When you did crank it over, was it turning slow? When you said you have no power at all, does is not crank at all now?

Don't trust the chinese fuses, as they may appear to be good, but with a meter they are actually blown. Clean up the battery terminals, and the ground on the frame. While you are cleaning up the terminals, clean the terminals on the starter and make sure they are tight. I have had issues with all the above, and it just not good clean connections.

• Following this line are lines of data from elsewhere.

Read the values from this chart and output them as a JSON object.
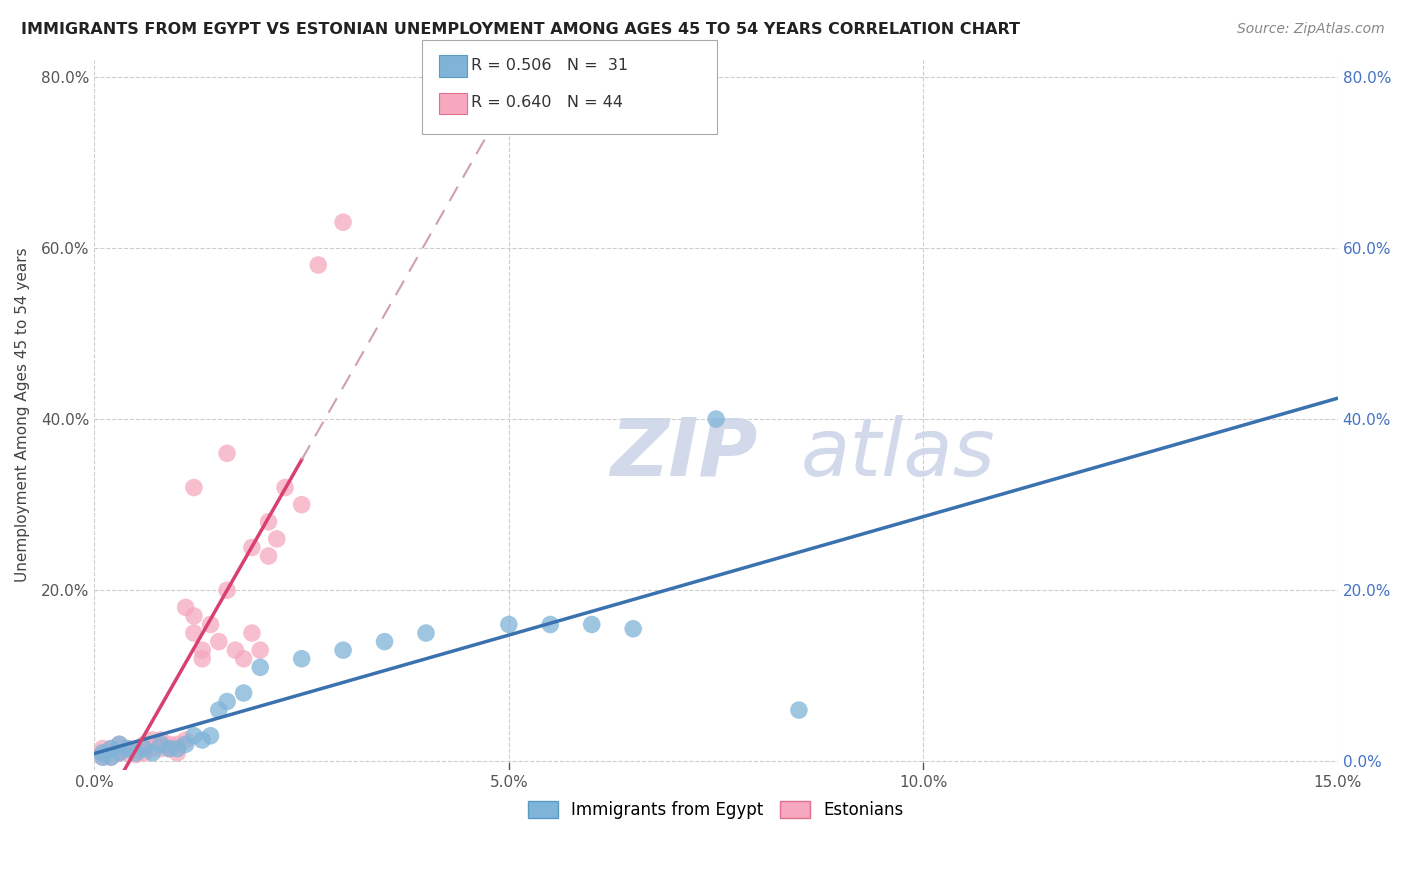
{
  "title": "IMMIGRANTS FROM EGYPT VS ESTONIAN UNEMPLOYMENT AMONG AGES 45 TO 54 YEARS CORRELATION CHART",
  "source": "Source: ZipAtlas.com",
  "ylabel": "Unemployment Among Ages 45 to 54 years",
  "xlim": [
    0.0,
    0.15
  ],
  "ylim": [
    -0.01,
    0.82
  ],
  "yticks": [
    0.0,
    0.2,
    0.4,
    0.6,
    0.8
  ],
  "ytick_labels_left": [
    "",
    "20.0%",
    "40.0%",
    "60.0%",
    "80.0%"
  ],
  "ytick_labels_right": [
    "0.0%",
    "20.0%",
    "40.0%",
    "60.0%",
    "80.0%"
  ],
  "xticks": [
    0.0,
    0.05,
    0.1,
    0.15
  ],
  "xtick_labels": [
    "0.0%",
    "5.0%",
    "10.0%",
    "15.0%"
  ],
  "blue_color": "#7fb4d8",
  "blue_edge": "#5a9bc4",
  "pink_color": "#f5a8be",
  "pink_edge": "#e07090",
  "trend_blue_color": "#3a72b0",
  "trend_pink_solid_color": "#d94070",
  "trend_pink_dash_color": "#d0a0b0",
  "background_color": "#ffffff",
  "grid_color": "#c8c8c8",
  "watermark_color": "#cdd5e8",
  "blue_scatter_x": [
    0.001,
    0.001,
    0.002,
    0.002,
    0.003,
    0.003,
    0.004,
    0.005,
    0.006,
    0.007,
    0.008,
    0.009,
    0.01,
    0.011,
    0.012,
    0.013,
    0.014,
    0.015,
    0.016,
    0.018,
    0.02,
    0.025,
    0.03,
    0.035,
    0.04,
    0.05,
    0.055,
    0.06,
    0.065,
    0.075,
    0.085
  ],
  "blue_scatter_y": [
    0.005,
    0.01,
    0.005,
    0.015,
    0.02,
    0.01,
    0.015,
    0.01,
    0.015,
    0.01,
    0.02,
    0.015,
    0.015,
    0.02,
    0.03,
    0.025,
    0.03,
    0.06,
    0.07,
    0.08,
    0.11,
    0.12,
    0.13,
    0.14,
    0.15,
    0.16,
    0.16,
    0.16,
    0.155,
    0.4,
    0.06
  ],
  "pink_scatter_x": [
    0.001,
    0.001,
    0.001,
    0.002,
    0.002,
    0.003,
    0.003,
    0.004,
    0.004,
    0.005,
    0.005,
    0.006,
    0.006,
    0.007,
    0.007,
    0.008,
    0.008,
    0.009,
    0.009,
    0.01,
    0.01,
    0.011,
    0.011,
    0.012,
    0.012,
    0.013,
    0.013,
    0.014,
    0.015,
    0.016,
    0.017,
    0.018,
    0.019,
    0.02,
    0.021,
    0.022,
    0.023,
    0.025,
    0.027,
    0.03,
    0.012,
    0.016,
    0.019,
    0.021
  ],
  "pink_scatter_y": [
    0.005,
    0.01,
    0.015,
    0.005,
    0.015,
    0.01,
    0.02,
    0.01,
    0.015,
    0.008,
    0.015,
    0.01,
    0.02,
    0.015,
    0.025,
    0.015,
    0.025,
    0.015,
    0.02,
    0.01,
    0.02,
    0.025,
    0.18,
    0.15,
    0.17,
    0.12,
    0.13,
    0.16,
    0.14,
    0.2,
    0.13,
    0.12,
    0.15,
    0.13,
    0.28,
    0.26,
    0.32,
    0.3,
    0.58,
    0.63,
    0.32,
    0.36,
    0.25,
    0.24
  ]
}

If using a full battery and it does not crank at all, does it turn over jumping the solenoid? (Make sure tractor is in Neutral !!) I don't have my tractor or book with me, but its only a 20 or 30 amp fuse. If you have the decompression lever use it. I don't have it since I have the shuttle shift. It take a lot of strain of the starting process, both the starter and the amount of battery required to turn it over.

Keep up posted
Aubrey


----------



## PSJ (Sep 20, 2011)

From the 200 series manual, PJ

The Starter
Keep the starter clean and the wire connection lugs in clean and free of corrosion. Do not engage
the starter for longer than 10 seconds at any given time. The shortest interval between two attempts
at starting must be no less than 2 minutes. If the engine can not be started after several attempts,
the trouble should be found and corrected. If the engine is started in cold weather, it should be
preheated with the block heater before starting.


----------



## runningcrazy (Dec 6, 2011)

Change your fuses. My 284 did the very same thing the other day, I checked the fuses and they looked fine, I traced all the wiring and finally went back to the fuses, swapped out the 30amp with a new one and presto had power back immediately. Don't be fooled by fuses change them out.


----------